Sabato, 31 Luglio 2021
Cronaca

Fine della mobilitazione al nido “Green”. Revocato il licenziamento

Il consorzio Cesfet ha ottenuto la proroga fino all’aggiudicazione della nuova gara. Salvi i livelli occupazionali. I sindacati: “Vigileremo sul nuovo concessionario. Ma il Comune di Lecce dovrebbe pubblicare i bandi per tempo”

LECCE – Si sblocca la vertenza dell’asilo nido comunale “Nicholas Green” e le dieci educatrici tirano un sospiro di sollievo, dopo giorni intensi di intense proteste. Il loro licenziamento, comunicato dal Consorzio Cesfet, è destinato a rientrare in virtù della proroga concessa dal Comune di Lecce alla stessa azienda. Fino all’aggiudicazione definitiva del nuovo bando di gara per affidare il servizio ad un concessionario esterno.

La mobilitazione è ufficialmente  sospesa e lavoratrici e sindacati esultano per una vittoria che è costata una settimana di occupazione all’interno della struttura comunale ed un intenso lavoro diplomatico dei sindacati Cgil. Fp Cgil e Cisal Terziario con le istituzioni locali.

Questa mattina, infatti, azienda e parti sociali si sono riunite presso l’ufficio provinciale del Lavoro dove è stato sancito il ritiro della procedura di licenziamento collettivo.

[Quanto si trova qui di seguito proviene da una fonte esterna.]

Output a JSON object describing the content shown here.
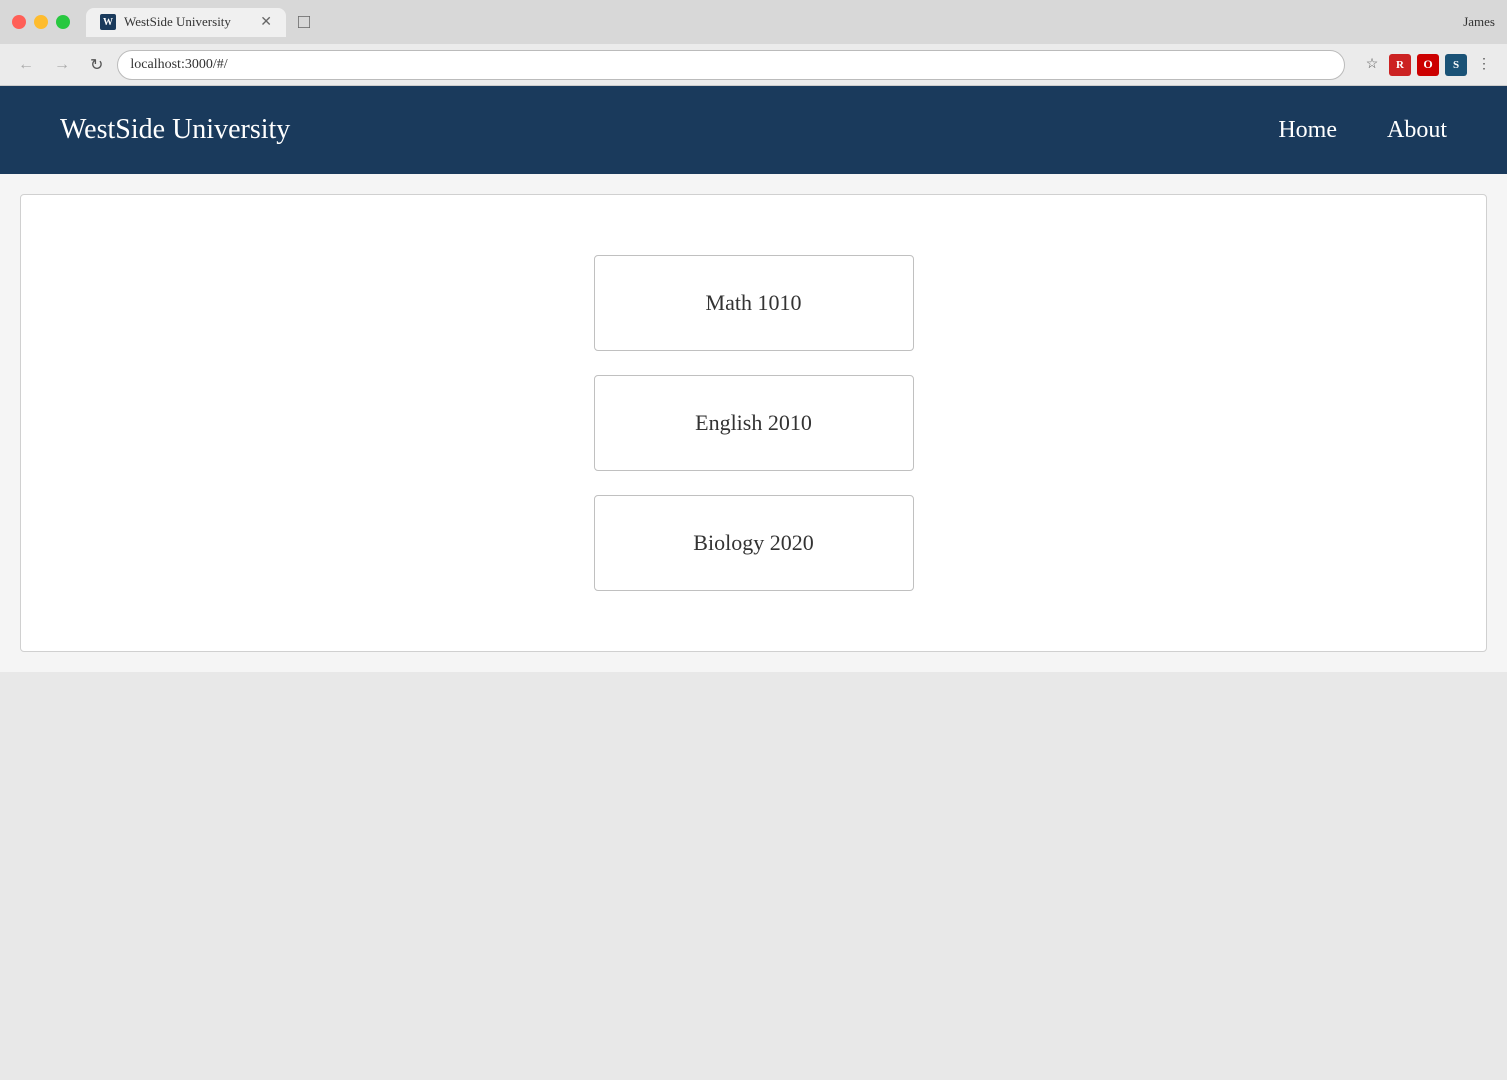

I sindacati esprimono grande soddisfazione per un risultato che mette al riparo tutti i livelli occupazionali. Ma, allo stesso tempo, auspicano che la pubblicazione del nuovo bando avvenga con sollecitudine, per compensare il ritardo accumulato.  E, soprattutto, che vengano chiariti anche gli aspetti legati ai costi del servizio per l’utenza finale.

“Ad ogni modo, assicuriamo la nostra continua vigilanza a questi aspetti, affinché si garantisca equità e accessibilità a tutte le famiglie che vorranno usufruire di questo servizio pubblico – assicurano i tre segretari, Antonella Cazzato, Simone Longo e Maurizio Lezzi - . Rassicurazioni in merito a un controllo accurato sui contenuti del prossimo bando sono state date anche dalla Commissione di controllo del Comune di Lecce, riunitasi ieri alla presenza dei rappresentanti dei genitori, durante la quale si è ribadita la necessità della massima vigilanza sul bando, al fine di tutelare il principio di equità sociale e i livelli occupazionali”.

Infine, per evitare il ripetersi di “incresciose vicende come quelle che si sono verificate”, i sindacati esortano le istituzioni a bandire per tempo gli avvisi di gara che, nel caso di specie, sono intervenuti a oltre 11 mesi dalla scadenza dell’appalto, “provocando un danno per lavoratori e cittadini”.